Paul Stastny est déjà fébrile. L'affrontement Etats-Unis - Canada de dimanche, aux Jeux olympiques, sera le plus important de sa jeune carrière de hockeyeur. Ce sera également le cas pour plusieurs de ses coéquipiers de l'équipe américaine.

Mis à jour le 19 févr. 2010
Robert Laflamme LA PRESSE CANADIENNE

«Ca va être un gros match, mon plus gros sur le plan personnel, admet Stastny, âgé de 24 ans. L'atmosphère va être électrique dans l'aréna. Nous aurons toute la ville, tout le pays contre nous. Nous avons hâte de vivre ça.»

Né à Québec, le fils du légendaire Peter Stastny, des défunts Nordiques, connaît parfaitement l'engouement des Canadiens pour leur sport national.

Il ne s'agit pourtant que d'une rencontre du tour préliminaire du tournoi olympique. Aucune équipe ne sera éliminée, mais l'enjeu demeure important: rien de moins qu'un accès direct à la ronde quart de finale.

«Un match n'aura pas suscité un «buzz» semblable depuis la troisième rencontre de la finale de la Coupe Canada en 1996», estime l'entraîneur de l'équipe américaine, Ron Wilson, un Canadien natif de Windsor, en Ontario.

«C'avait été une grosse affaire à Montréal à l'époque, rappelle Wilson, qui a dirigé les Américains vers le championnat.
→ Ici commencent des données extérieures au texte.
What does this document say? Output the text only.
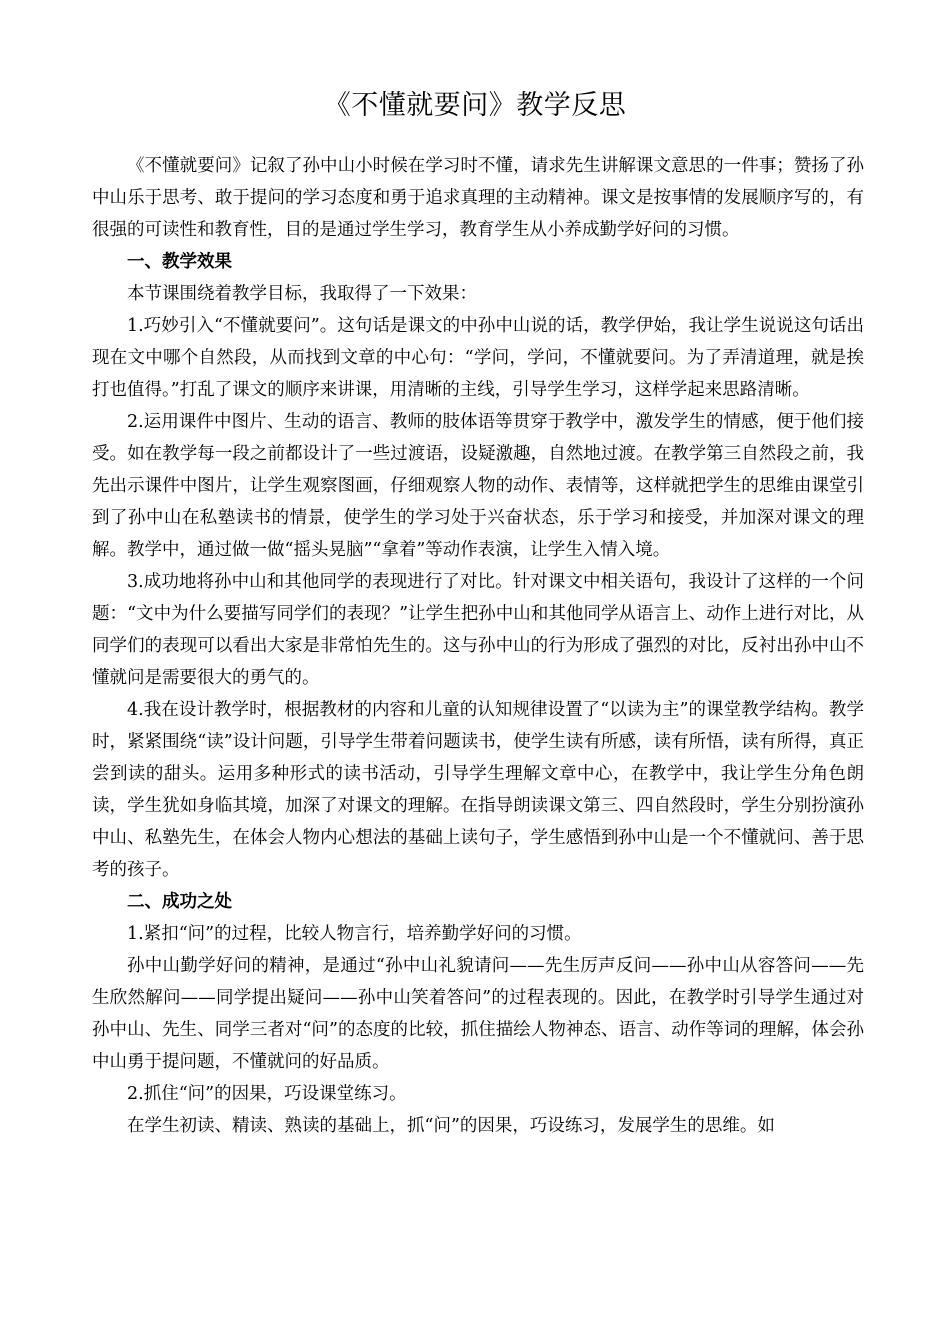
《不懂就要问》教学反思

《不懂就要问》记叙了孙中山小时候在学习时不懂，请求先生讲解课文意思的一件事；赞扬了孙中山乐于思考、敢于提问的学习态度和勇于追求真理的主动精神。课文是按事情的发展顺序写的，有很强的可读性和教育性，目的是通过学生学习，教育学生从小养成勤学好问的习惯。

一、教学效果

本节课围绕着教学目标，我取得了一下效果：

1.巧妙引入“不懂就要问”。这句话是课文的中孙中山说的话，教学伊始，我让学生说说这句话出现在文中哪个自然段，从而找到文章的中心句：“学问，学问，不懂就要问。为了弄清道理，就是挨打也值得。”打乱了课文的顺序来讲课，用清晰的主线，引导学生学习，这样学起来思路清晰。

2.运用课件中图片、生动的语言、教师的肢体语等贯穿于教学中，激发学生的情感，便于他们接受。如在教学每一段之前都设计了一些过渡语，设疑激趣，自然地过渡。在教学第三自然段之前，我先出示课件中图片，让学生观察图画，仔细观察人物的动作、表情等，这样就把学生的思维由课堂引到了孙中山在私塾读书的情景，使学生的学习处于兴奋状态，乐于学习和接受，并加深对课文的理解。教学中，通过做一做“摇头晃脑”“拿着”等动作表演，让学生入情入境。

3.成功地将孙中山和其他同学的表现进行了对比。针对课文中相关语句，我设计了这样的一个问题：“文中为什么要描写同学们的表现？”让学生把孙中山和其他同学从语言上、动作上进行对比，从同学们的表现可以看出大家是非常怕先生的。这与孙中山的行为形成了强烈的对比，反衬出孙中山不懂就问是需要很大的勇气的。

4.我在设计教学时，根据教材的内容和儿童的认知规律设置了“以读为主”的课堂教学结构。教学时，紧紧围绕“读”设计问题，引导学生带着问题读书，使学生读有所感，读有所悟，读有所得，真正尝到读的甜头。运用多种形式的读书活动，引导学生理解文章中心，在教学中，我让学生分角色朗读，学生犹如身临其境，加深了对课文的理解。在指导朗读课文第三、四自然段时，学生分别扮演孙中山、私塾先生，在体会人物内心想法的基础上读句子，学生感悟到孙中山是一个不懂就问、善于思考的孩子。

二、成功之处

1.紧扣“问”的过程，比较人物言行，培养勤学好问的习惯。

孙中山勤学好问的精神，是通过“孙中山礼貌请问——先生厉声反问——孙中山从容答问——先生欣然解问——同学提出疑问——孙中山笑着答问”的过程表现的。因此，在教学时引导学生通过对孙中山、先生、同学三者对“问”的态度的比较，抓住描绘人物神态、语言、动作等词的理解，体会孙中山勇于提问题，不懂就问的好品质。

2.抓住“问”的因果，巧设课堂练习。

在学生初读、精读、熟读的基础上，抓“问”的因果，巧设练习，发展学生的思维。如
Personne ne s'y intéressait ailleurs, mais c'était très suivi au Canada.»

Les États-Unis ont remporté la série deux-de-trois contre le Canada à l'aide de deux gains acquis à Montréal, dans les matchs numéro deux et trois.

«Dimanche, tous les réseaux de télévision, les médias du Canada, vont s'intéresser au match, a continué Wilson, entraîneur des Maple Leafs de Toronto dans la LNH. Même aux États-Unis, ce sera le cas.»Super dimanche

La journée de dimanche aux Jeux de Vancouver fera les délices des amateurs de hockey de la planète. Une journée, la dernière du tour préliminaire, mettant en présence les six nations finalistes des trois dernières finales olympiques.

Outre l'affrontement à saveur nord-américaine, en soirée, entre les Américains et les Canadiens, qui sera la répétition de la finale des J.O. de Salt Lake City en 2002, il y aura les confrontations entre la République tchèque et la Russie, les finalistes à Nagano en 1998, ainsi que la Finlande et la Suède, finalistes à Turin, il y a quatre ans. Trois duels à l'indice d'octane élevé qui propulseront la compétition à un niveau supérieur.

«Ce sera une formidable journée pour le hockey», conclut Wilson, en paraphrasant l'entraîneur américain, le regretté Bob Johnson.

C'est à l'issue de ces trois rencontres qu'on connaîtra le classement des 12 équipes. Les quatre premières passeront directement en quart de finale. Les huit autres vont s'affronter afin de déterminer l'identité des quatre autres quarts de finaliste. On pourra dès lors passer aux choses sérieuses.

Les équipes qui n'étaient pas en action dans le tournoi olympique, vendredi, ont pour la plupart pris congé d'entraînement et des médias. Les Canadiens et les Américains seront de retour sur la glace, samedi, en vue de leur duel de dimanche.